ただ、このような変化があったから、株価は今後も下がり続けるということにはならないでしょう。第2次世界大戦後の米ソ冷戦が、皮肉にも戦後日本の復興を早め、経済成長をもたらす要因になったとする考え方があります。今回の米中「新冷戦」という大きな変化も日本経済にチャンスとなるかもしれません。ただ、米国が新しい技術のすべてで覇権を握る訳にもいかないとみられ、やはり、いくつかの分野では他の国との協調が必要になってくると考えられます。現在は、新しい枠組みが確立するまでの過渡期と言えるかもしれません。

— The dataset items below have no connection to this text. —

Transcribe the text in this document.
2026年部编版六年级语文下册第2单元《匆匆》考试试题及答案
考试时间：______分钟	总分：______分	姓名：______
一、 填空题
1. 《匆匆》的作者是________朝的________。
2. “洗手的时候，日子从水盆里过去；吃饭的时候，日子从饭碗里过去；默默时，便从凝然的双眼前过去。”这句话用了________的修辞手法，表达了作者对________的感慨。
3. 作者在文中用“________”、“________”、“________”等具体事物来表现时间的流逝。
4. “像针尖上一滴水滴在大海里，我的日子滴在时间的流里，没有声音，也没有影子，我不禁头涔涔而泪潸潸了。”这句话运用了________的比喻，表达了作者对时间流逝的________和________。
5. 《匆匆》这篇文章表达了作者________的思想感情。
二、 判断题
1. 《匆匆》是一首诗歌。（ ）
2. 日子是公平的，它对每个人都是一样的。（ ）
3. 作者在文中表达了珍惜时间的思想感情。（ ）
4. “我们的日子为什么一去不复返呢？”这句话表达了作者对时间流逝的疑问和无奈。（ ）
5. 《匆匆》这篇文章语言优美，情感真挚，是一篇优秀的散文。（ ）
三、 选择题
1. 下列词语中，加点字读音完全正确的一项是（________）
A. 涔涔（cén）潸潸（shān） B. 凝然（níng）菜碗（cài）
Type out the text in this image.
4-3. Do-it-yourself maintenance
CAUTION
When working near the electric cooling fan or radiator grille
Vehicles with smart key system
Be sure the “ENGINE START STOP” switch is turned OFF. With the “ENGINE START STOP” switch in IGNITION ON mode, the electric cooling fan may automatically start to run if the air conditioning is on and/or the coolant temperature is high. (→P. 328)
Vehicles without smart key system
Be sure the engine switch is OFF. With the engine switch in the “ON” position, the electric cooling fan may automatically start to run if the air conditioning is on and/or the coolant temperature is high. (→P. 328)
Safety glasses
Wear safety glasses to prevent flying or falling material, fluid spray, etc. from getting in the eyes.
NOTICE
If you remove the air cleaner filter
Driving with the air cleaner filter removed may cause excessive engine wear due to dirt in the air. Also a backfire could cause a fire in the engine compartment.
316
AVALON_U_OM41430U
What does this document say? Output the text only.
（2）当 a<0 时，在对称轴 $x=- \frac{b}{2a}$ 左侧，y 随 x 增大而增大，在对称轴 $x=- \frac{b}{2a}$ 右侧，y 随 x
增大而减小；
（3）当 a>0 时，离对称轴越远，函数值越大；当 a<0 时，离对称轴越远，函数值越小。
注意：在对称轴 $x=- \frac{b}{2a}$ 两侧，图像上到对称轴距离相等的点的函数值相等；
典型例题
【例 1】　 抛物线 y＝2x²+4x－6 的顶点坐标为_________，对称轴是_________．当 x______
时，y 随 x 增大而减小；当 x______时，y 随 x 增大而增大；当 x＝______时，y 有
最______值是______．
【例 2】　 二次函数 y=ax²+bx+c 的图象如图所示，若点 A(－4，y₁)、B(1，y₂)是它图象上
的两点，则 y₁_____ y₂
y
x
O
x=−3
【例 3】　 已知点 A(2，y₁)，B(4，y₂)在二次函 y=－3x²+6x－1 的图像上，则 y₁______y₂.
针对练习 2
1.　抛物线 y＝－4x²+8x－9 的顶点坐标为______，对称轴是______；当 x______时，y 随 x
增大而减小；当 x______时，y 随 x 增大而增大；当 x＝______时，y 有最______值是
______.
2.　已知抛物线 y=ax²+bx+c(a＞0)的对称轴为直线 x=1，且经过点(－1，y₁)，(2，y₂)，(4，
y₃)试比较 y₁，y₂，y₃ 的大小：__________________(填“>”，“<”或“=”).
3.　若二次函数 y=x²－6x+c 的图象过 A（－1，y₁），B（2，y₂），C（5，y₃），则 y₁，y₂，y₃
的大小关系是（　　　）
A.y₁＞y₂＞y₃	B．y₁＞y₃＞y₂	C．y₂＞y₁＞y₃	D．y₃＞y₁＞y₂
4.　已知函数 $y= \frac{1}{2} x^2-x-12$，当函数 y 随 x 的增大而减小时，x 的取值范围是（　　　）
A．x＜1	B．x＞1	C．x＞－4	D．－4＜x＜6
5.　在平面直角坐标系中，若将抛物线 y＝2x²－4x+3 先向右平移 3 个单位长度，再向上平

米中覇権争いの激化が予想されることで、米国の金融政策が「ハト派的」になってきたことは、重要かつ前向きな変化であると考えられます。短期金融市場からみた米国政策金利の引き上げ確率は「3月まで」で1%、「6月まで」で17.9%、「9月まで」で23.4%と低水準になっています。むしろ「2019年に利上げするか否かの判断はいったん凍結された」状態にあると言えそうです。市場ではさらに、FRBによる資産縮小の凍結までも織り込みつつあるようです。
米国の「金融引き締め」が終ると、新興国等へ資金が流入しやすくなるでしょう。米中貿易摩擦の影響で足元の新興国経済には不安も残りますが、製造拠点の分散が中国から他の新興国へと進む可能性が強まるため、チャンスを迎える新興国も出てくるのではないでしょうか。世界経済は再び、活性化へ動き出すのかもしれません。
図4は日経平均株価の一目均衡表です。2/6(水)にトヨタ(7203)やソフトバンクG(9984)の決算が終わり、2/8(金)には544社の決算発表が予定され、名実ともに決算発表はピークアウトする予定です。この時期に日経平均株価が21,000円前後で安定できれば、「クモ」を上抜けできるのみならず、遅行スパンも日々線を上抜けてくるため、より「春の兆し」が強まってくるかもしれません。